Phanteks PH-TC12DX CPU Air Cooler Review
Phanteks has high hopes for its sweetly named PH-TC12DX CPU air cooler. OK, maybe not that sweet, but with a patented "Physical Antioxidant Thermal Shield" and "Cold Plasma Spraying Coating Technology" technology this thing has got to be greatest heatsink and fan combination ever made, right?

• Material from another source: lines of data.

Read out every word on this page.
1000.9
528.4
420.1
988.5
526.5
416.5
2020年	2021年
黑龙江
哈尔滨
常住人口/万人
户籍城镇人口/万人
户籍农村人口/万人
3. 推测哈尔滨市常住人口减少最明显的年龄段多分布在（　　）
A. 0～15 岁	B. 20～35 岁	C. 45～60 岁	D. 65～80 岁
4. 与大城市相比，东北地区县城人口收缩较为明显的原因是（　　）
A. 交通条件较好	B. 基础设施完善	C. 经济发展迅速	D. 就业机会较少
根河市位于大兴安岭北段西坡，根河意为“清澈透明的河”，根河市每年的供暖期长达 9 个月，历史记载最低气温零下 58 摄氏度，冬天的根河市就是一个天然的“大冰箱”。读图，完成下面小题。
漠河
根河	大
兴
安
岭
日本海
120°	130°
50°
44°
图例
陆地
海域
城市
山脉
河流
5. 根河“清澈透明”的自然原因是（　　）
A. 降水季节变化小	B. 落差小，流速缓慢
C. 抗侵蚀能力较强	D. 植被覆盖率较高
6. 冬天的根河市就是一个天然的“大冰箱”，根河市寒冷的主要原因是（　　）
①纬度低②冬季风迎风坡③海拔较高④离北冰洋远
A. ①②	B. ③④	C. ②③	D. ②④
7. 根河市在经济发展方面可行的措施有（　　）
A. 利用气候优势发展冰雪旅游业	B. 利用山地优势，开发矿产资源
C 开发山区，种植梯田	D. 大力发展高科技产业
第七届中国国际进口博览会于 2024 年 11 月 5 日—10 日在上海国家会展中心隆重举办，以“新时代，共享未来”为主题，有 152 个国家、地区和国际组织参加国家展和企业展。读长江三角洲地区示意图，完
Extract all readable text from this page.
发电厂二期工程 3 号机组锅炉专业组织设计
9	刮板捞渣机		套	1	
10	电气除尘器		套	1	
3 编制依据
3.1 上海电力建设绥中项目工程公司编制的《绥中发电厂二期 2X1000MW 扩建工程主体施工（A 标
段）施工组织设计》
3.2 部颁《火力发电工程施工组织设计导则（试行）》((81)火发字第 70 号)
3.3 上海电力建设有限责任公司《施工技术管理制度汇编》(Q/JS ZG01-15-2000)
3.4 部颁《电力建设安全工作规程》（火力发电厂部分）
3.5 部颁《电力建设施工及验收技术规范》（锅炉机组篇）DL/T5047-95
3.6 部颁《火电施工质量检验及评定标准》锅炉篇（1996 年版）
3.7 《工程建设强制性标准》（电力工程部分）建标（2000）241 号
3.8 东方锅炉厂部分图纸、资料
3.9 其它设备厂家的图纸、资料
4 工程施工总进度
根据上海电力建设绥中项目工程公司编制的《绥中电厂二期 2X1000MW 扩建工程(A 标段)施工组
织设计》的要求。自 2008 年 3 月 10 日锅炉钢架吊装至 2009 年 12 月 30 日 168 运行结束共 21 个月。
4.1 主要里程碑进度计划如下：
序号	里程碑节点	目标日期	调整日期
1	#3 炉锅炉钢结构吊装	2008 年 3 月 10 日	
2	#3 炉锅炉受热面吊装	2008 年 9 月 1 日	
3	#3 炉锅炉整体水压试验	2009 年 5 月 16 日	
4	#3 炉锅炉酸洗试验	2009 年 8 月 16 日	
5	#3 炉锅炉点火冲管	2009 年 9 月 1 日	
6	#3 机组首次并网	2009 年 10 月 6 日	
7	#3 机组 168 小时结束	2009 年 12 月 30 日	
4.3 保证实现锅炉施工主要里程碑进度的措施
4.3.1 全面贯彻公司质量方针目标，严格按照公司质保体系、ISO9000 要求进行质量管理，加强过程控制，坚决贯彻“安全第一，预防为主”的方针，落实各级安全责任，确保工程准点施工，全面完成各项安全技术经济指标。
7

At the start of this review I remarked how rare a treat it is to review a product from a new and upcoming company. The effort that Phanteks has placed on getting things right is enormous and this is reflected in the PH-TC12DX cpu air cooler. Right from the start I saw how well Phanteks packaged its PH-TC12DX. This attention to detail leads to fewer issues during delivery and happier customers. Also, there was how Phanteks labeled the bags of accessories by platform for easier installation; many companies just give you a big bag of parts and you are on your own to figure out what is needed via some pictures in an instruction manual. Speaking of installation, Phanteks uses a mounting system similar to one employed by Thermalright which has worked very well in the past and makes for a much easier time installing the cooler. All this is not to say that there weren’t some mistakes. The fan clips use these odd little pins to attach to the fan which can easily be lost leaving you with no way to attach the fan to the heat sink. Phanteks should look into including one or two extra for just such an occurrence. (Editor’s Note: Again I have to say that it would be of little effort to affix the fans if you did lose the fan mounting pins with a little "modding" with a pair of pliers and the pins do lend to a more finished look of the cooler. And it is obvious that esthetics is important to Phanteks at least in the PH-TC12DX model.)
The Phanteks PH-TC12DX performed exceedingly well at stock speeds and very well when we turned up the juice on our 3770k. It wasn't able to take the top spot but it is a great effort for a new company to produce such a solid cooler right out of the gate. The only thing left to evaluate now is if Phanteks has priced its new gem to sell.
The charts below show the cost you will pay for each degree in temperature reduction the heat sink gives you over the stock cooler. The two areas that influence this chart are cost of the heat sink and its performance. An expensive cooler that gives you superior performance will be rated as average here since its cost hurts its rating. Inversely, a poor performing heat sink that costs next to nothing will be rated as average since its performance will hurt its ratings. We ideally look for low cost and high performance. All prices were gathered by doing a very quick search of the web for each cooler and listing it here sans S/H and tax (these can vary widely from region to region).
As an example, if a cooler outperforms the stock cooler by 10C and costs USD $5.00 it would be listed in our chart as $.50. You would pay fifty cents for each degree of better performance over the box cooler.
To arrive at a single number difference, we took the value of all four cores from our overclocked tests, averaged those, and then compared for analysis.
The Bottom Line
Speaking in absolute terms, Thermalright has set the bar quite high with its True Spirit cooler and the value it brings. With the True Spirit you would pay about one dollar for each degree of better performance when compared to the stock Intel cooler. On the other end of the spectrum we have the much more expensive water coolers from Corsair that cost upwards of three and a half dollars for each degree of better performance. So where does this put the Phanteks PH-TC12DX?
For $59.99 with Prime Shipping, Phanteks PH-TC12DX gives you a tower cooler with two included fans that can keep up with the much more expensive water coolers and keep your CPU cool during heavy overclocking. It wasn’t the "best" cooler we tested today but it surprised us in a lot of areas. The PH-TC12DX performed better than expected in our temperature and sound tests.
There are a couple things I would like to see Phanteks change for its next edition. For starters, get rid of the black pins for the fans and use wire fixtures like most other companies do. This will make the PH-TC12DX easier to install and require fewer accessories. Secondly, the second fan is nice but only improves performance marginally. Forgo the second fan for a single improved fan. Maybe even one of the 140mm variety, and pass on the savings to the buyer. If Phanteks get the PH-TC12DX cooler down to the $50.00 USD price point I see it as a grand slam for the new company.
As it stands now, the Phanteks PH-TC12DX is a solid air cooler being offered at a decent price.
For the reasons stated above, we are happy to award the Phanteks PH-TC12DX the [H] Silver Award.